Henry Carter Stuart (July 4, 1893 – September 20, 1963), better known as Harry Carter Stuart, was a Virginia cattle breeder and trader, who also served as the Democratic State Senator from the 18th District. A lifelong Democrat, Carter helped lead the Byrd Organization's policy of Massive Resistance to racial integration in Virginia's public schools.

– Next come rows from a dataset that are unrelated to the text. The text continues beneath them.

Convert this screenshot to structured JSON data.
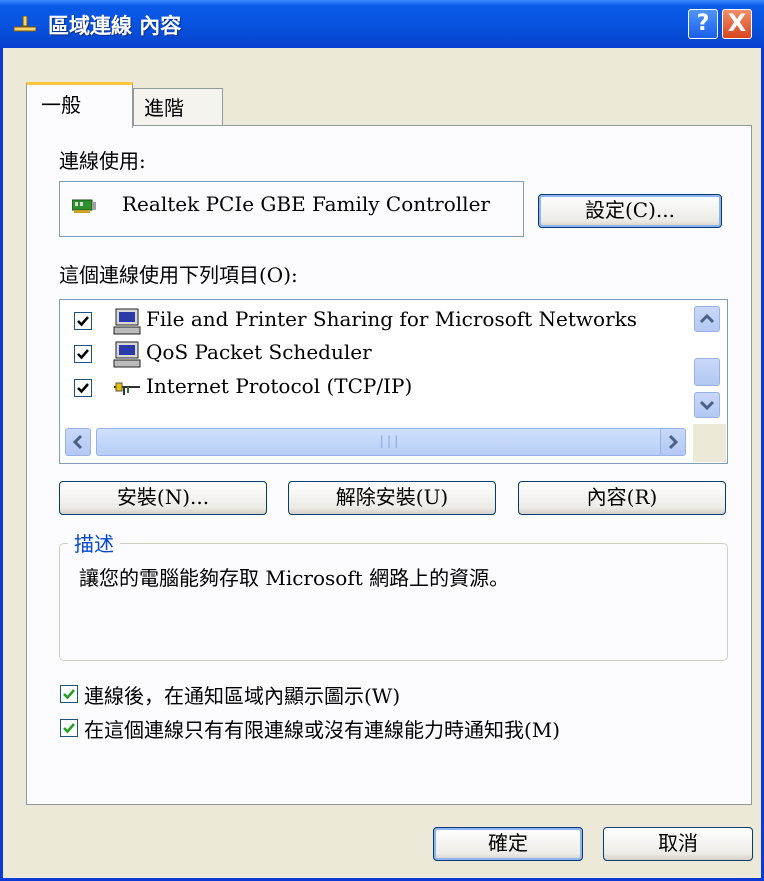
{
  "window": {
    "title": "區域連線 內容",
    "help_glyph": "?",
    "close_glyph": "X"
  },
  "tabs": [
    {
      "label": "一般",
      "active": true
    },
    {
      "label": "進階",
      "active": false
    }
  ],
  "connect_using": {
    "label": "連線使用:",
    "adapter_name": "Realtek PCIe GBE Family Controller",
    "configure_button": "設定(C)..."
  },
  "components": {
    "label": "這個連線使用下列項目(O):",
    "items": [
      {
        "label": "File and Printer Sharing for Microsoft Networks",
        "checked": true,
        "icon": "network-service-icon"
      },
      {
        "label": "QoS Packet Scheduler",
        "checked": true,
        "icon": "network-service-icon"
      },
      {
        "label": "Internet Protocol (TCP/IP)",
        "checked": true,
        "icon": "network-protocol-icon"
      }
    ],
    "install_button": "安裝(N)...",
    "uninstall_button": "解除安裝(U)",
    "properties_button": "內容(R)"
  },
  "description": {
    "title": "描述",
    "text": "讓您的電腦能夠存取 Microsoft 網路上的資源。"
  },
  "options": [
    {
      "label": "連線後，在通知區域內顯示圖示(W)",
      "checked": true
    },
    {
      "label": "在這個連線只有有限連線或沒有連線能力時通知我(M)",
      "checked": true
    }
  ],
  "footer": {
    "ok_button": "確定",
    "cancel_button": "取消"
  },
  "colors": {
    "titlebar": "#0753df",
    "dialog_bg": "#ece9d8",
    "tab_highlight": "#ffc83c",
    "group_title": "#0046d5",
    "check_green": "#21a121"
  }
}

==Early life and education==
Henry Carter Stuart was born in Abingdon, Virginia, to Dale Carter Stuart (1858-1934) and his wife Sally Preston White Stuart (1871-1931). His uncle Henry Carter Stuart (who served as Governor of Virginia during World War I) operated the Stuart Land and Cattle Company along with Harry's father and his uncle Zed (Alexander). Their family's cattle company (the 17th oldest business in the country) was the largest ranching operation east of the Mississippi river for nearly a century. Harry had a brother, John W. Stuart (1895-1947), who served as U.S. Marshal for the Western District of Virginia during the Franklin D. Roosevelt administration.

Stuart studied at the Cluster Springs Academy, Virginia Military Institute and for a year at Hampden-Sydney College. He married Marion Lee Cobbs Stuart (1897 - 1984)

==Career==
Stuart began his career as a livestock dealer in 1909, with the family's Stuart Land & Cattle Company. During World War I, he served with the U.S. Army Infantry's 81st Division overseas. The huge cattle and farming operations, the oldest in the country, employed thousands of local people in several southwest Virginia counties. Stuart was active in many dairymen's associations, the Elk Gardens Farm Products Corporation, the Virginia Beef Cattle Breeders Association, and a steward in the Methodist Church. The Future Farmers of America gave him an award in 1959.

He lived in a mansion called Rosedale in Elk Garden, which his uncle Governor H. C. Stuart had built, but which burned down as a result of lightning strikes in a 2012 storm.

==Political career==
Stuart was affiliated with the Byrd Organization. In 1940, voters of Buchanan, Russell and Tazewell Counties elected him to the Virginia State Senate, District 18, replacing Jack W. Witten. He was re-elected six times, serving until his death shortly before the special session in 1963.

In 1956, Stuart assisted the Massive Resistance policy of U.S. Senator Harry F. Byrd over integration of Virginia's public schools by introducing an interposition resolution, asserting Virginia's sovereignty against encroachment by the federal government. That reacted against the United States Supreme Court decisions in Brown v. Board of Education (and companion cases including one from Prince Edward County, Virginia) in 1954 and 1955. Though Virginia' official response to Brown was a commission under State Senator Garland Gray to study options, Gray, Stuart and U.S. Senator Byrd (and others) became radicalized. When the legislature finally met in August 1956, it debated a radicalized segregationist version of the Gray Commission plan, which became known as the Stanley Plan. That in part proposed to fund segregation academies through tuition grants, and was sponsored by Stuart in the Virginia Senate as well as delegate H. Stuart Carter of Washington County and Bristol in the House of Delegates, although opposed by his cousin state senator Stuart B. Carter.

==Death and legacy==
Stuart died shortly before the 1963 special legislative session and was replaced by George F. Barnes. However, after the 1964 reapportionment, the district renumbered the 17th was represented by Donald A. McGlothin Sr., although the district boundaries were again redrawn for the 1966 election and Barnes won election to the 16th District (Buchanan, Smyth and Tazewell counties) and Macon M. Long was elected to the 15th District (Dickenson, Russell, Wise and Norton Counties). Almost all of these counties are now in the 38th District.

In 1984, Marion Stuart was interred beside Stuart at the Russell Memorial Cemetery in Lebanon, Virginia. His father Dale C. Stuart and uncle Governor H.C. Stuart are also buried there, but his opponent cousin in the Massive Resistance battle, Stuart B. Carter is buried in Fairview cemetery in Buchanan, Virginia.